En mars 1854, un autre fils est né chez les Tennyson et a été baptisé Lionel. C »était l »année de la guerre de Crimée, dont les causes et le développement ont profondément intéressé Tennyson. En mai de cette année-là, il était à Londres pour organiser avec Moxon l »édition illustrée de ses poèmes, à laquelle Millais, Holman Hunt et Rossetti, le jeune groupe préraphaélite, avaient si bien participé. Plus tard, il a visité Glastonbury et d »autres lieux liés à la légende du roi Arthur, qu »il se préparait déjà à traiter de manière cyclique.

En juin 1855, il est investi docteur en droit civil à Oxford : il est accueilli pour l »occasion, qui peut être considérée comme sa première apparition publique, par une « formidable ovation ».

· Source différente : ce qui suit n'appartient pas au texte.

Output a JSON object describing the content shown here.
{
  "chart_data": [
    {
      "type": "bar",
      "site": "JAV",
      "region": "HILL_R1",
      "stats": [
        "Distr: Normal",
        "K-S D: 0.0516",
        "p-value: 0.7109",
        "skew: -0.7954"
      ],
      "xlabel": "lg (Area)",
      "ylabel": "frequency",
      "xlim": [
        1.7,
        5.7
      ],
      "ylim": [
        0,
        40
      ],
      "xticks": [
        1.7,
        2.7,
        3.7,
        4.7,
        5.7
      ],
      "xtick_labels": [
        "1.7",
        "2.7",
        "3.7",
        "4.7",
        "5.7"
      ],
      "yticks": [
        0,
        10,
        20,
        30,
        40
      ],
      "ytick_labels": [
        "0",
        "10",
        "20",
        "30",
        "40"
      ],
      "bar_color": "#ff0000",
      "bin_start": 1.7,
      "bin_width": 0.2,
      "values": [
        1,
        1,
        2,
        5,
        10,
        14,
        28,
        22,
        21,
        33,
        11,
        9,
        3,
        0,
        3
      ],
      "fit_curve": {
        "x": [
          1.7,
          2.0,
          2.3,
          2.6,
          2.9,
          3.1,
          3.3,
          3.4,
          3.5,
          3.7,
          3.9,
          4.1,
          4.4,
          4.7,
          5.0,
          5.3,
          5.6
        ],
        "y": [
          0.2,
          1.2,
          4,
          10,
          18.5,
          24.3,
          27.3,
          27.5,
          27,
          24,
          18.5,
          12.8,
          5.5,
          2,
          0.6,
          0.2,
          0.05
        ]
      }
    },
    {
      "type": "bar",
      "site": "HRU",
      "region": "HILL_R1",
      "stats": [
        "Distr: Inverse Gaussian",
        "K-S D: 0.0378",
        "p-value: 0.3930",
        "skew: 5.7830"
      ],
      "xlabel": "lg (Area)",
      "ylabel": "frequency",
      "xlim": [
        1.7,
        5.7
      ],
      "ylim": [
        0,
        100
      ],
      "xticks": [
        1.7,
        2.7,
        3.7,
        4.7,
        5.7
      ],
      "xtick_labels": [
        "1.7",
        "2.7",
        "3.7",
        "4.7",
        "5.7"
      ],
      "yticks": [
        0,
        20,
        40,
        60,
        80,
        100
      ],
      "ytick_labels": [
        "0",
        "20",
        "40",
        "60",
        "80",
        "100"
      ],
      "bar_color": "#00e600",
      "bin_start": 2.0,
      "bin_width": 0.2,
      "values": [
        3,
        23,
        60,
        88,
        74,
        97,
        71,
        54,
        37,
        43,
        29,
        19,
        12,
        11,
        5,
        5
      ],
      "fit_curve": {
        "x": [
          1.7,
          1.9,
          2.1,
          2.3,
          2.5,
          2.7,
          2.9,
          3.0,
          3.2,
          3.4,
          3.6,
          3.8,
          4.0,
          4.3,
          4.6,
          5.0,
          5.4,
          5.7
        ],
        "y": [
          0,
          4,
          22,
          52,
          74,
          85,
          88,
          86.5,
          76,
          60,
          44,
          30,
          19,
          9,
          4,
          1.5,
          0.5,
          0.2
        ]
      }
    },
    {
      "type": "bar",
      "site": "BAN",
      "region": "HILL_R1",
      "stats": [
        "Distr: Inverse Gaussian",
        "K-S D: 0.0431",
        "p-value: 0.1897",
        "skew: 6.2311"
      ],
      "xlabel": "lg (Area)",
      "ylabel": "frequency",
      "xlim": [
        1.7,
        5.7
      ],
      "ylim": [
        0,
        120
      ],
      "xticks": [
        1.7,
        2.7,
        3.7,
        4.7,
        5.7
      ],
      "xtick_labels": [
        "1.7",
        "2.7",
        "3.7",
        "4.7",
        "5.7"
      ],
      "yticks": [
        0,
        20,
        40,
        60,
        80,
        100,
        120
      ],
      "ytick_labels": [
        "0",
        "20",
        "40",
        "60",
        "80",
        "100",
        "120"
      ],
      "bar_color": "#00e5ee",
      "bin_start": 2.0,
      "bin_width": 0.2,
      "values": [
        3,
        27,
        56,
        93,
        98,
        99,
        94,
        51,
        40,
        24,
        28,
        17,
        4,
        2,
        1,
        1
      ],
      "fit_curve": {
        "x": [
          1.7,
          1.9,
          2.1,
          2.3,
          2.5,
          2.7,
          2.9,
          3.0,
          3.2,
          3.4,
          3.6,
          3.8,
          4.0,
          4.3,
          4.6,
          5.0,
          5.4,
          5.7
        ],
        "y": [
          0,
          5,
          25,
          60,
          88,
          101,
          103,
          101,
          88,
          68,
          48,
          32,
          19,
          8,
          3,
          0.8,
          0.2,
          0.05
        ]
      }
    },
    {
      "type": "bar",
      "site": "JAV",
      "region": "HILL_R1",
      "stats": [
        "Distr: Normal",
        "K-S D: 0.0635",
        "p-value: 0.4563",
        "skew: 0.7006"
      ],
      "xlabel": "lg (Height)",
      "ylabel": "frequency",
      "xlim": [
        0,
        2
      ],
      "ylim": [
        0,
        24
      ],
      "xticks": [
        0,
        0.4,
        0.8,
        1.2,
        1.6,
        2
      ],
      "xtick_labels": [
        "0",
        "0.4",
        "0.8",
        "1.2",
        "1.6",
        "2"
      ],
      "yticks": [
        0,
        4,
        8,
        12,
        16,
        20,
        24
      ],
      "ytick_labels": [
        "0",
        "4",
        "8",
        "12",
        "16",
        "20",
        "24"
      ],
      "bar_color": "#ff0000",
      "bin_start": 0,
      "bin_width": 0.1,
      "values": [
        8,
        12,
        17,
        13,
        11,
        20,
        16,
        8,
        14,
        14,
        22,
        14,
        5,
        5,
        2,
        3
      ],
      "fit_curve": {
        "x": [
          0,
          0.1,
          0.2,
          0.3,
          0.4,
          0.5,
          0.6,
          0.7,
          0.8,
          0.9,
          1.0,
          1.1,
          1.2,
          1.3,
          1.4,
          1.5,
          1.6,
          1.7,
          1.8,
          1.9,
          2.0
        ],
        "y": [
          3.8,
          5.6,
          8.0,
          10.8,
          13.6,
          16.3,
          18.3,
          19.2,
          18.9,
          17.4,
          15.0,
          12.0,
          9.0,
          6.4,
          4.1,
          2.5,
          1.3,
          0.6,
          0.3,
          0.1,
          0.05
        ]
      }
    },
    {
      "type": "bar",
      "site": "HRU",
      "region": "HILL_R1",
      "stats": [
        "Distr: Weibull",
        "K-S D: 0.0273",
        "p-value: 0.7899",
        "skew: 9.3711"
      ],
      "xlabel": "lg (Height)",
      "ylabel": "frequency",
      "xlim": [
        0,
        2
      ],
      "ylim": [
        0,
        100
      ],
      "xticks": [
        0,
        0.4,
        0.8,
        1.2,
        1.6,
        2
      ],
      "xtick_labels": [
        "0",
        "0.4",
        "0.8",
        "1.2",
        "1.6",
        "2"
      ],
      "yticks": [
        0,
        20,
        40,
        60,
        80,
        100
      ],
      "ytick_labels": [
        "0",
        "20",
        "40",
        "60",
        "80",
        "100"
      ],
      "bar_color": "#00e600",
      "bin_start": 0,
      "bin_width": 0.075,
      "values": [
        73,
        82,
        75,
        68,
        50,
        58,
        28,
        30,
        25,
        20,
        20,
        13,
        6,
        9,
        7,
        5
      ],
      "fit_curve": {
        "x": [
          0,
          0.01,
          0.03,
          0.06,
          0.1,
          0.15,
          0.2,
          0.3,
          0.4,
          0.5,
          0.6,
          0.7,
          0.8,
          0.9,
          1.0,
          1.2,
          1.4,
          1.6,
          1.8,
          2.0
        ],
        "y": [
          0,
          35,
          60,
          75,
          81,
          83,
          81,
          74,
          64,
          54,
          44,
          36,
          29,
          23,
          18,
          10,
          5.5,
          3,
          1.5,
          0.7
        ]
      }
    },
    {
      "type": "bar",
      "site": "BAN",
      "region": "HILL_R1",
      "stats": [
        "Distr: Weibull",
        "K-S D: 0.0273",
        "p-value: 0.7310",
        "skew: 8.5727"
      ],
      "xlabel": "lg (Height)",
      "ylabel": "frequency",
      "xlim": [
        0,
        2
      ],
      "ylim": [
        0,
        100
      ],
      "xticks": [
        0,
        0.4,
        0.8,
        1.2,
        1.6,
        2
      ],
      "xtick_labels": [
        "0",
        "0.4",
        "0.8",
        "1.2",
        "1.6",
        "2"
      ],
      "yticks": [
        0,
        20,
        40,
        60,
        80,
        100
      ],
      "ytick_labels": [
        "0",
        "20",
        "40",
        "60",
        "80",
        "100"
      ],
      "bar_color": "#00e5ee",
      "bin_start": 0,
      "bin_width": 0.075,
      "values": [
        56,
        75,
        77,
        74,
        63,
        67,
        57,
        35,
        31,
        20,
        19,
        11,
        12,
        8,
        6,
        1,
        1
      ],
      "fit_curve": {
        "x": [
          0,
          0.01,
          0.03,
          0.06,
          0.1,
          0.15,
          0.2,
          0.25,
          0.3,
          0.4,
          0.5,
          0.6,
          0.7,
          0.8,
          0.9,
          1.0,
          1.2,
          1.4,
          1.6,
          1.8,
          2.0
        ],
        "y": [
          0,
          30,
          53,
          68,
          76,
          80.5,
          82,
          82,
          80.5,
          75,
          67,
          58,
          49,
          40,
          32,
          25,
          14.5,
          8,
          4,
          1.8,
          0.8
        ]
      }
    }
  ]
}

Après l »échec de sa pièce Maud, l »esprit délicat de Tennyson avait été blessé. Pendant quelques années, le monde ne sait rien de lui ; il est à Farringford, occupant son temps avec les traditions arthuriennes. Il était devenu l »objet d »une curiosité personnelle démesurée, car il était difficile à trouver et faisait l »objet de légendes amusantes. Il se souciait peu de la société en général, même s »il avait de nombreux amis intimes et dévoués. C »est en 1857 que Bayard Taylor le voit et est impressionné par un homme « grand et large d »épaules comme un fils d »Anak, avec les cheveux, la barbe et les yeux d »une obscurité méridionale ». Les années suivantes sont des années de voyage. Cette période de retrait du monde, quelque peu mystérieuse, comprend un tour du Pays de Galles en 1857, une visite en Norvège en 1858 et un voyage au Portugal en 1859. En 1860, il visita les Cornouailles et les îles Scilly et, en 1861, il voyagea en Auvergne et dans les Pyrénées avec Arthur Hugh Clough, qui devait mourir quelques mois plus tard. À l »occasion de la publication de son « Dedicatory » des Idylles au prince consort Albert de Saxe-Cobourg-Gotha, qui mourut en décembre 1861, Tennyson fut présenté en avril 1862 à la reine, qui « se tenait pâle et statufiée devant lui, dans une sorte d »innocence majestueuse ». Désormais, le poète jouit de la faveur constante du souverain, bien qu »il ne puisse jamais être façonné en un courtisan conventionnel. Au début de l »année, Tennyson fait une excursion dans le Derbyshire et le Yorkshire avec F. T. Palgrave.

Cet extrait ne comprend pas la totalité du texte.